Weather forecasting is an area where learning models actually make sense. We already have weather models which is exactly what the meteorologists already use, however these are very manual and static models which an enormous amount of manual work went into creating, and we only have a handful of reliable models to use, and even those reliable models are far from perfect and often disagree in profound ways. And just like today's learning models, they take large amounts of processing power to compute. They are tools in the meteorologist's toolbox, used to guide them without replacing their own intelligence and interpretations. Learning models for weather are not just a buzzword, they take advantage of modern technologies to actually potentially be significantly more efficient than the older, manual models and the fact that they are capable of both learning and rapidly iterating is potentially very helpful in a world where the climate is rapidly changing thanks to greenhouse gas emissions. They don't replace our existing weather models, but they may be able to adapt faster or provide alternative projections that meteorologists may find genuinely useful when the traditional models are not working well.

Environment Canada is a highly data-driven organization of capable experts and have what I would call a very strong track record. They are very unlikely to be using this technology irresponsibly. Give them some credit.

[-] Witchfire@lemmy.world 10 points 7 hours ago* (last edited 7 hours ago)

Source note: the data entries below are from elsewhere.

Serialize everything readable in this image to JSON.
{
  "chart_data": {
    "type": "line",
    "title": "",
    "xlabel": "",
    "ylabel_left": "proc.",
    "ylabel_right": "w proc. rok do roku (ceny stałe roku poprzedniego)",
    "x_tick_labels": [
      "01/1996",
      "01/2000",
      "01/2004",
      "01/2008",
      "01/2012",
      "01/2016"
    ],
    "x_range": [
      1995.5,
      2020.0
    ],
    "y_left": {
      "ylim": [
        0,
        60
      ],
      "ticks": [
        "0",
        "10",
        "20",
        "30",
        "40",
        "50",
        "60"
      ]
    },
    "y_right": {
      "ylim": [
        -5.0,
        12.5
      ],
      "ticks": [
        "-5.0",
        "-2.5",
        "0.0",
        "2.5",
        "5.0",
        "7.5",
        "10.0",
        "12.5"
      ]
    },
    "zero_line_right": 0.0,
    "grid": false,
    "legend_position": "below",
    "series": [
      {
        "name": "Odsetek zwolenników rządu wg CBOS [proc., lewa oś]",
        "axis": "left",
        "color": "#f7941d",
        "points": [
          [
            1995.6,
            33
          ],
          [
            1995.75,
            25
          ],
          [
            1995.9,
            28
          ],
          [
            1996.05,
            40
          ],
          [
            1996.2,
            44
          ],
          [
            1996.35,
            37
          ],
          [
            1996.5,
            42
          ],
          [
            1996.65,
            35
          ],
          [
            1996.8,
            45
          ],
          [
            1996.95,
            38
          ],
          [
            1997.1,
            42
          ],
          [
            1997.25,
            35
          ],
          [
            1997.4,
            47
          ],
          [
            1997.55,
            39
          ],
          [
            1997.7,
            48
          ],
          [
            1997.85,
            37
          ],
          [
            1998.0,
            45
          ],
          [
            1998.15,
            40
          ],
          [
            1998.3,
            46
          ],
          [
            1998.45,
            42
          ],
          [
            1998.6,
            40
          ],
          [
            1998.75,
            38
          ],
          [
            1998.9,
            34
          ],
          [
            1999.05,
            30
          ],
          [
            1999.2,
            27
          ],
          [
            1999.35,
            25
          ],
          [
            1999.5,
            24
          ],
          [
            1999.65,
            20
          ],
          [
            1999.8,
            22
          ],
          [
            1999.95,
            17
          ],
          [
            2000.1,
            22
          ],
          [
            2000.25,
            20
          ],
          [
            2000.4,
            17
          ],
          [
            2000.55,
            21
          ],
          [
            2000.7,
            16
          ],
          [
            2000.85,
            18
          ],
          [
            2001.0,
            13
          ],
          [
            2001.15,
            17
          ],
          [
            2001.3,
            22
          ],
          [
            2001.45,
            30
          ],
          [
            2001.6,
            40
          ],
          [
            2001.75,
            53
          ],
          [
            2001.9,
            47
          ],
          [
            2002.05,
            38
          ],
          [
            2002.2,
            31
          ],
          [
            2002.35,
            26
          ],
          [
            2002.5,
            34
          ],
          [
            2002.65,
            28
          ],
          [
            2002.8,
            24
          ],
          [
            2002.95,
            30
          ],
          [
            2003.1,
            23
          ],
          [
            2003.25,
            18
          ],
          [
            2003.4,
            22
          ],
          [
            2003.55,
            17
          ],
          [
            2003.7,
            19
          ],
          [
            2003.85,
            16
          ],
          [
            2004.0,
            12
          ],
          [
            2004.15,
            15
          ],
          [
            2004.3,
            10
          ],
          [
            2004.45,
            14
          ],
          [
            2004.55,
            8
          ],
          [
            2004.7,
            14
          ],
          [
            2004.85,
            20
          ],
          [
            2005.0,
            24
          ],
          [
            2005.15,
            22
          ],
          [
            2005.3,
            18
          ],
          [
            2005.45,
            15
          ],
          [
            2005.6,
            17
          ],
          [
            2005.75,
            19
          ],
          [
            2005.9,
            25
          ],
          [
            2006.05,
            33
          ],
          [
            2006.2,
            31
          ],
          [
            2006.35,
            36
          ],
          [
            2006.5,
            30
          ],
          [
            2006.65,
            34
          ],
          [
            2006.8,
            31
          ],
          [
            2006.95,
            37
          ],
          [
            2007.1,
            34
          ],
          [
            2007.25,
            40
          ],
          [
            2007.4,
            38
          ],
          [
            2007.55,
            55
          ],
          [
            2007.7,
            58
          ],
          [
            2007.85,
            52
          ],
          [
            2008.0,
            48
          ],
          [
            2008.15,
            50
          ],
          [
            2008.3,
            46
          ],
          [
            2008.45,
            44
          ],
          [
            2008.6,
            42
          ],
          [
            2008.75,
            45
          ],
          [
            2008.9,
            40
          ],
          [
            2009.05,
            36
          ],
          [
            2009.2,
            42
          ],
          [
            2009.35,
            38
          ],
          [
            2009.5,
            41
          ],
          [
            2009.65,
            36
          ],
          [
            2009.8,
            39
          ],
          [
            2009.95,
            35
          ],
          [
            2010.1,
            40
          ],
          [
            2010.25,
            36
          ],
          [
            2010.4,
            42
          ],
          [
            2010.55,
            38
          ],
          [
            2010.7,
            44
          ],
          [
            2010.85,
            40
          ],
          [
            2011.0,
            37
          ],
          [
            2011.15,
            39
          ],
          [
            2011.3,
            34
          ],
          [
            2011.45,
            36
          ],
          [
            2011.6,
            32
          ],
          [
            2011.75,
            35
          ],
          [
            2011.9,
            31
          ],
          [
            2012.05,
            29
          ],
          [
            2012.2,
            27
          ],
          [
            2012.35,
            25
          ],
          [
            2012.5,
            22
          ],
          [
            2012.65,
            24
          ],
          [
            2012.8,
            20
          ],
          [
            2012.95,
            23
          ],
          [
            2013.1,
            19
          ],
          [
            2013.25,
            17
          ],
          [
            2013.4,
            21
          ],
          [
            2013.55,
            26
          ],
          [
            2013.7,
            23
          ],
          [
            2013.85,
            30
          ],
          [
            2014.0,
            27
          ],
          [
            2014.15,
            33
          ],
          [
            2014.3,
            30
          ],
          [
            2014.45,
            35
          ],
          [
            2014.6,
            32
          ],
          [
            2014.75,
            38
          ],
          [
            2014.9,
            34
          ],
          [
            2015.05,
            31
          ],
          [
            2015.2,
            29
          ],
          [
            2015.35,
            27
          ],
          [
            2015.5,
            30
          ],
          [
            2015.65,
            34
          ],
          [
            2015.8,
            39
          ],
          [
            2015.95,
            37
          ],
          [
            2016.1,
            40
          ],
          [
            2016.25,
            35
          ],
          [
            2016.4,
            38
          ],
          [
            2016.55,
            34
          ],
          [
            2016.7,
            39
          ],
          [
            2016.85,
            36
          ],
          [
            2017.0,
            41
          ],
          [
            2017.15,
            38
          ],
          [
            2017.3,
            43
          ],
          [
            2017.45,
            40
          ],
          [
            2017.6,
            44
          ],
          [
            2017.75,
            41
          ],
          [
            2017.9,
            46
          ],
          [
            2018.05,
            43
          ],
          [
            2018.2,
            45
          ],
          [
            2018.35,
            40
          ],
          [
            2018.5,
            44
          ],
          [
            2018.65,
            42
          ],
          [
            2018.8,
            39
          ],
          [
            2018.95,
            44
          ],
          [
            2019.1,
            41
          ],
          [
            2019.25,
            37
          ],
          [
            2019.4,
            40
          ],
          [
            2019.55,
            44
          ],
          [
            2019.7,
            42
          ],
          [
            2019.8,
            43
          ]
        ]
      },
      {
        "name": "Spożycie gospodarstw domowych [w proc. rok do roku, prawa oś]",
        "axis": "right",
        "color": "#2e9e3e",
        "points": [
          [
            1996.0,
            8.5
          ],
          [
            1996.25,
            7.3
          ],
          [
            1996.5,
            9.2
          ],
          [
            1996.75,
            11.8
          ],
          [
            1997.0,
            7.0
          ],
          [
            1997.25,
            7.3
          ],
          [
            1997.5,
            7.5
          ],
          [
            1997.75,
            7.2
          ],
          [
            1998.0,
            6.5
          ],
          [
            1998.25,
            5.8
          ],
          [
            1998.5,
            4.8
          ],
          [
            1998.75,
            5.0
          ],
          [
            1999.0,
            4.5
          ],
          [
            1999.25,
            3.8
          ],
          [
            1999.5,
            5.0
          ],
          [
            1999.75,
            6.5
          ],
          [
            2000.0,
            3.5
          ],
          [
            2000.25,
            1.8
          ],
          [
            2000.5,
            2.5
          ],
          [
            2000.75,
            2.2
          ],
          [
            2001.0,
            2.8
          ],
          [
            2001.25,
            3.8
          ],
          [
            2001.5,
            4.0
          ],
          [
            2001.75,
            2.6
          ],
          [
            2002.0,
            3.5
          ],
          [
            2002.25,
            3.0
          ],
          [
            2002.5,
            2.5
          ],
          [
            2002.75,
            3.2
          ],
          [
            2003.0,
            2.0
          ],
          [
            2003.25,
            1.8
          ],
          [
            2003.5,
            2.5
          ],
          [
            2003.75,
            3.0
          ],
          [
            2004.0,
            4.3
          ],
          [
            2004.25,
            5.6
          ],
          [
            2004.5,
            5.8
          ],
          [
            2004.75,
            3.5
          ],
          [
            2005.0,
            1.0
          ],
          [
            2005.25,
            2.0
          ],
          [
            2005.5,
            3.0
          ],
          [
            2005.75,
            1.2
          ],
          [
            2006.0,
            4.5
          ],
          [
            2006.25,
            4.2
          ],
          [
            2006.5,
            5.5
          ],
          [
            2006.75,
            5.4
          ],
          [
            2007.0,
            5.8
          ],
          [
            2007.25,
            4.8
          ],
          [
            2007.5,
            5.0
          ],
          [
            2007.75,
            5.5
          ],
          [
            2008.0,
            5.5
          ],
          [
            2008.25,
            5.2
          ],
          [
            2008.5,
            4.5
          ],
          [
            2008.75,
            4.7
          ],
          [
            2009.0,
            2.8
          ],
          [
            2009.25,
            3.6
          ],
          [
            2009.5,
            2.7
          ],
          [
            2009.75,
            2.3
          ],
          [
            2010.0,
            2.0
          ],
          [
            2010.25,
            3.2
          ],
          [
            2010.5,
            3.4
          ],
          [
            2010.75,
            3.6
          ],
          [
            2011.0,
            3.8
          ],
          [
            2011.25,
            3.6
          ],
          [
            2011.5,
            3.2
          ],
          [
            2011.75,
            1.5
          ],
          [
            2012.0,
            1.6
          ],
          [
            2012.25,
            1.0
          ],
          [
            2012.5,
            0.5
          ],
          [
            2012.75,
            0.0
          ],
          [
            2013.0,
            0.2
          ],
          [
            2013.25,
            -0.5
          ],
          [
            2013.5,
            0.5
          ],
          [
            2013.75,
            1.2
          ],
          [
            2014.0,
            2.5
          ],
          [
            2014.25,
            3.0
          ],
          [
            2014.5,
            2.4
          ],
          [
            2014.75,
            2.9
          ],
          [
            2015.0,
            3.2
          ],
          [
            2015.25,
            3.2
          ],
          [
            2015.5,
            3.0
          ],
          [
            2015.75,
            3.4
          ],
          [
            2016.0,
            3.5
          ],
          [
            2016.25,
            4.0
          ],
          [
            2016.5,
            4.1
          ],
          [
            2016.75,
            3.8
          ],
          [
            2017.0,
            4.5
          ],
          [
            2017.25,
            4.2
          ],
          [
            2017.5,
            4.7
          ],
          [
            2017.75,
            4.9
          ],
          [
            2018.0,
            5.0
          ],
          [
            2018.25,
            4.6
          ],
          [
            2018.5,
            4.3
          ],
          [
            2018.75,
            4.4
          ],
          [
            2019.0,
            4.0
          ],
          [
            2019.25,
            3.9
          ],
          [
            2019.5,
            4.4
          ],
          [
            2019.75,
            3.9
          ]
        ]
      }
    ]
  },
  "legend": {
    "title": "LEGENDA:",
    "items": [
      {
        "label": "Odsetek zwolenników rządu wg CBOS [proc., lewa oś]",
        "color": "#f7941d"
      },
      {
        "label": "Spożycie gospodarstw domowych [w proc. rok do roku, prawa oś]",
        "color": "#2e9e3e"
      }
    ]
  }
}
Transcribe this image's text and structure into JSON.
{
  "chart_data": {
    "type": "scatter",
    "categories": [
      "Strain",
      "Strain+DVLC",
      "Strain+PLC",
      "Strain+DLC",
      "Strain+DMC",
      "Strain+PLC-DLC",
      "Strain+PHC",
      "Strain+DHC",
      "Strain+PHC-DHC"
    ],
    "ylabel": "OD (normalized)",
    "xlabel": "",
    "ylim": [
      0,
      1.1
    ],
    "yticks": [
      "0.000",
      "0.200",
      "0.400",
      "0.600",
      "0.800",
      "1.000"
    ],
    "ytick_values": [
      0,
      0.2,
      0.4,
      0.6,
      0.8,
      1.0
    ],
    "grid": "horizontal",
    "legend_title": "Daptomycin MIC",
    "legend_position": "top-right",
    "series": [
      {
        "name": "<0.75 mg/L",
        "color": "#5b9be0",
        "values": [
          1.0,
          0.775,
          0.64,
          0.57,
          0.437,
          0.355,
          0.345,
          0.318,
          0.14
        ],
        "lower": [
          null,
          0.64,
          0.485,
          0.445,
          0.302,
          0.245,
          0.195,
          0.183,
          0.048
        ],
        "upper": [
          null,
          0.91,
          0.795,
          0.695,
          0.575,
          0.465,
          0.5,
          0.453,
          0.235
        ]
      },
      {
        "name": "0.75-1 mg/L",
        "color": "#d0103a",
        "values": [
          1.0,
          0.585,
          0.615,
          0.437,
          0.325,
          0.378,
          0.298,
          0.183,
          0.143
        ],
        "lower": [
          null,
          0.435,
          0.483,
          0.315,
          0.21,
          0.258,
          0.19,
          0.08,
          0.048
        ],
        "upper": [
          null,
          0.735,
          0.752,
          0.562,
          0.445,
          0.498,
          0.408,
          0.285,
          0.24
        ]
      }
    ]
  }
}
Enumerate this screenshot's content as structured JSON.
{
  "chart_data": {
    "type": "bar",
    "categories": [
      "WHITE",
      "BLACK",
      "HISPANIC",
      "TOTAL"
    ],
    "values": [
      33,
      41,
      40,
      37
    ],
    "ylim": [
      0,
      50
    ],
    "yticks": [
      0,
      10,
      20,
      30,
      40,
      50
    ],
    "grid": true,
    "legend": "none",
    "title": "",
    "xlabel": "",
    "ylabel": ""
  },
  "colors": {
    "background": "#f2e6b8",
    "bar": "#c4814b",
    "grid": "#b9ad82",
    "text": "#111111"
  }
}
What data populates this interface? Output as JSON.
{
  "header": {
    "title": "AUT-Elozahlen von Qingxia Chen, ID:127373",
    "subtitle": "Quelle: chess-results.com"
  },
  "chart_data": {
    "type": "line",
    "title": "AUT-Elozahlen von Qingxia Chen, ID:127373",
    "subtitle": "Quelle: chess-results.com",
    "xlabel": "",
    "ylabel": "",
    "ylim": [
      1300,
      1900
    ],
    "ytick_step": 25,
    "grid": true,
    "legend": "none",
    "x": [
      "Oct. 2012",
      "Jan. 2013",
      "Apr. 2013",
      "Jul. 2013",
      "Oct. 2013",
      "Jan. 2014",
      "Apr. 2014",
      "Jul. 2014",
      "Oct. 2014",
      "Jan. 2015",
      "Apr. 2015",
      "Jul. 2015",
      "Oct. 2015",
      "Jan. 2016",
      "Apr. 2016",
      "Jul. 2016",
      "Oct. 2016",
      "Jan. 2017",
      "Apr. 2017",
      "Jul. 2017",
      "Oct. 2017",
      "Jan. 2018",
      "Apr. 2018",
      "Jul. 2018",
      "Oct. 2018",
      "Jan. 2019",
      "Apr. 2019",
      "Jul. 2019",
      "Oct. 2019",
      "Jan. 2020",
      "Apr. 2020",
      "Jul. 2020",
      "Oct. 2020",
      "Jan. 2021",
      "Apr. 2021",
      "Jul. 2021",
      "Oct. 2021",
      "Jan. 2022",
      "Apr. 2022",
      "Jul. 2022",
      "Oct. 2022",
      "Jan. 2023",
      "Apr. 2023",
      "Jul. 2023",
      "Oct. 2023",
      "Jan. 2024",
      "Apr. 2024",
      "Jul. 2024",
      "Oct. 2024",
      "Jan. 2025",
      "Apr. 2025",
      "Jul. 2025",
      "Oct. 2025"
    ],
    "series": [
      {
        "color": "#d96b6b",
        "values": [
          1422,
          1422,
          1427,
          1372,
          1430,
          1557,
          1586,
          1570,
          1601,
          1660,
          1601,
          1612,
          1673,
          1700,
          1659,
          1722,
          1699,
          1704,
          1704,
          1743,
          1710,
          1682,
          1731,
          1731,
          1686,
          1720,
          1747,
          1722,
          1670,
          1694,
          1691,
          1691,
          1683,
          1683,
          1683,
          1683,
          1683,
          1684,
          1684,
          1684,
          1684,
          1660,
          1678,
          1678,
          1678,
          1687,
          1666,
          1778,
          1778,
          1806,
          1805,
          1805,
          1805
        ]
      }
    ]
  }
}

Thank you for saying this, I was gonna comment something similar. Machine learning has some actually good uses but it gets so completely overshadowed by pop AI that it's hard to discuss in nuance.

For the record, I'm as anti AI as it gets. I used to work in it in tech (not by choice) until I got laid off. But I acknowledge it has some legitimate uses, generally in the sciences and medicine (I don't mean those stupid AI transcribers)

It's just another thing that popular AI has tarnished

[-] NarrativeBear@lemmy.world 3 points 6 hours ago

I thought AI was only for entertainment?!

[-] panda_abyss@lemmy.ca 3 points 7 hours ago* (last edited 7 hours ago)

It plans to launch a hybrid model this spring that uses both AI and traditional forecasting and says the combination of the two will lead to more accurate predictions.

Scientists for years have been using "AI" neural network models for approximating differential equations and parts of complex models. The transformer architecture is just the next step in that, which allows us to scale up training and get more capabilities out of neural nets.

As an example, Google just released TimesFM, which is an AI model for timeseries which is pretty cool

The reality is, when you're working with large scale physical models there are differential equations involved which no human can properly parameterize and implement based on raw theory alone. These models let us use large amounts of data to infill that step.